It's always nice to win two of three on the road, especially against one of the league's better teams. The Pirates pulled off an 8-4 win over the Rockies Sunday thanks in part to a four-run second inning (which featured a two-out, two-run triple by newcomer Xavier Paul). The Bucs also scored four runs in the fifth on a sacrifice fly by Charlie Morton, an RBI single by Andrew McCutchen, and a two-run single by Garrett Jones.
Charlie Morton picked up the win despite allowing five walks, recalling his first couple starts of the season, when he got good results despite walking lots of batters and striking out very few. Only 56 of his 104 pitches were for strikes.
There was a moment in the sixth when it looked like the Rockies might get back into the game after being down 8-2 - Morton allowed a single to Seth Smith and a walk to Chris Iannetta, and then Clint Hurdle replaced Morton with Mike Crotta, who allowed a walk to Jonathan Herrera (who's always more than happy to take a walk, especially if a Pirates pitcher is on the hill) and a double to Dexter Fowler. What can one say?
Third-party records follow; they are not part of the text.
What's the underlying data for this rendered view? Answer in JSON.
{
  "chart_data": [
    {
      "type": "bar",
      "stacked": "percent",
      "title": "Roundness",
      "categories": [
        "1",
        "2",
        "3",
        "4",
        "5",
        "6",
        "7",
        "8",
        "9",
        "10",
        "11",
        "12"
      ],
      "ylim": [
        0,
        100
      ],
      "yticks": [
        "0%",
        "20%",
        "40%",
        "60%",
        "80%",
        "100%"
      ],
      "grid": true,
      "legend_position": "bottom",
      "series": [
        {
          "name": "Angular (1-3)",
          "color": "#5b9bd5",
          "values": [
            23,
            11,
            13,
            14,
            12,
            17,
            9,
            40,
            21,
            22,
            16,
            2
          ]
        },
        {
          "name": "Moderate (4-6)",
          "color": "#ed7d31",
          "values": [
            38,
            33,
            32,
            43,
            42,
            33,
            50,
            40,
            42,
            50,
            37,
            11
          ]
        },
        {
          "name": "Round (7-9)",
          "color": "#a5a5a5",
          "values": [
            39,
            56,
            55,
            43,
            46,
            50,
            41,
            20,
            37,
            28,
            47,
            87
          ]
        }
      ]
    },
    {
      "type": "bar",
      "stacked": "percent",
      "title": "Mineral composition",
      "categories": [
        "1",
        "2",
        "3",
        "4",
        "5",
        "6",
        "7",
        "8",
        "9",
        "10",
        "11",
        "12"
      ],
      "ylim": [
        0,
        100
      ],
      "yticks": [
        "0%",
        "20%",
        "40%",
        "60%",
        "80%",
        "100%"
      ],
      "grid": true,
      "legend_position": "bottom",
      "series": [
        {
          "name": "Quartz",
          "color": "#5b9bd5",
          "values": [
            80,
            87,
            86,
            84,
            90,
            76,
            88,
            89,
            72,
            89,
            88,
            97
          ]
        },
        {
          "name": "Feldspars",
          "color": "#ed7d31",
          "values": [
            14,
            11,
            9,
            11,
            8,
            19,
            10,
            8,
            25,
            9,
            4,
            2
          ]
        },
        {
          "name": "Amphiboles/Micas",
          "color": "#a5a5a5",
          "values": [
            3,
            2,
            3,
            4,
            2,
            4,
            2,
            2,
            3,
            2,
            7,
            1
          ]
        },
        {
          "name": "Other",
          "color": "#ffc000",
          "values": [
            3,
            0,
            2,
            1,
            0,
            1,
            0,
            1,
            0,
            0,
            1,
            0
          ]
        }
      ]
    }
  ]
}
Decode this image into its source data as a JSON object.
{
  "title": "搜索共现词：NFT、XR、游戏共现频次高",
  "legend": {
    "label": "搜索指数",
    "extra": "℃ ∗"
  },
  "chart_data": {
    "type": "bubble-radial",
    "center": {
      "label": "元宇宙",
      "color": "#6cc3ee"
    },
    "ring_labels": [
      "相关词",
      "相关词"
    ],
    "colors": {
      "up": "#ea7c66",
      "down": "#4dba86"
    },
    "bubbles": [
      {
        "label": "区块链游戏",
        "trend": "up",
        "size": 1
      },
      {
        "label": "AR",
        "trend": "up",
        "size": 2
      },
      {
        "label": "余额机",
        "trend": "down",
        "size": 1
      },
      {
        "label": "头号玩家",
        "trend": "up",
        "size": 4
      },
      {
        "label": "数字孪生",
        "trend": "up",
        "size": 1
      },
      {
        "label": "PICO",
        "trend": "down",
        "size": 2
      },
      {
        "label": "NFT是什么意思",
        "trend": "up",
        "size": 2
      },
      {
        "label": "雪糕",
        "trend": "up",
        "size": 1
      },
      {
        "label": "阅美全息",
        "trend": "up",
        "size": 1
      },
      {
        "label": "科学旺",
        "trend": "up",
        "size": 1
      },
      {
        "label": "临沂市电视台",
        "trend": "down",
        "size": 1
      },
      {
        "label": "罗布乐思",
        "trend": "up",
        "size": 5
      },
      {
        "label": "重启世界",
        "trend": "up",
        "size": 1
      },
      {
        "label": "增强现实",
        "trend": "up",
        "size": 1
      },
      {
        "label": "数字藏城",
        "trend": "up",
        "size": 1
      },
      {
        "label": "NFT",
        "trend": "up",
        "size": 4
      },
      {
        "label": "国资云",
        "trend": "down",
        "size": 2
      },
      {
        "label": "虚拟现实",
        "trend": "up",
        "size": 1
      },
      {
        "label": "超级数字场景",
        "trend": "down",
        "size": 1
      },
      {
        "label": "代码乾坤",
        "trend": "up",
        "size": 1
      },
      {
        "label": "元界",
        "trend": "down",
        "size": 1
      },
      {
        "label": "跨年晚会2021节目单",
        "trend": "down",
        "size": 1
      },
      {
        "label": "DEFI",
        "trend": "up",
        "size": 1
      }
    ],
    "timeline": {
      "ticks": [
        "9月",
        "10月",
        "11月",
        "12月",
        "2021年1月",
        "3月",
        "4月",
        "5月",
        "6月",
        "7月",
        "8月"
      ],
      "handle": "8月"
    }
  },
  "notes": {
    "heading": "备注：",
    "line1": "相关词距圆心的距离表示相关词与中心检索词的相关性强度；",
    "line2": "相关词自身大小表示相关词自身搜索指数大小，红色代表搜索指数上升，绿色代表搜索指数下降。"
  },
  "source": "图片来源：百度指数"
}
Crotta is a rookie, and not a highly-touted one at that, and he hasn't been especially reliable this year. (And neither have the umps who have called strikes and balls for him.)
So the Pirates brought in Joe Beimel, who stranded the two remaining runners and then pitched a scoreless seventh for good measure. And then Jose Veras came in and was lethal, as always. And then it was Joel Hanrahan - lethal. We're lucky the Pirates have these guys. Veras now has 19 strikeouts and three walks in 11.1 innings and a WHIP of 0.88. If he can keep up anything like this, he'll be easily the best Pirates minor-league signing since - what? Garrett Jones in 2009? Salomon Torres in 2001? Hopefully, the Pirates will have something to show for the acquisition next year, whether that's Veras himself or something nifty in a trade - if he keeps this up, he'll make a nice target for some contender seeking a setup man.
Offensively, the Pirates did have seven walks today, but they also had 11 strikeouts, raising their total for the year to 237 in 28 games. That projects to 1,371 for the whole season, which would be the second-most in history, behind the 2010 Diamondbacks. That's not worrisome in itself - a good 2010 Rays team had 1,292 strikeouts. But it would be a lot easier to take if so many of the Pirates' hitters weren't young, and if the strikeouts weren't coming from players like Pedro Alvarez who are struggling. Cptn Awesome joked in Sunday's gamethread that "Watching Pedro flail at that second strike just made me realize how awful it must have been for my parents watching me play Little League." Alvarez reached base three times today and only struck out once, but obviously, the strikeouts for players like him and Neil Walker remain important to monitor going forward.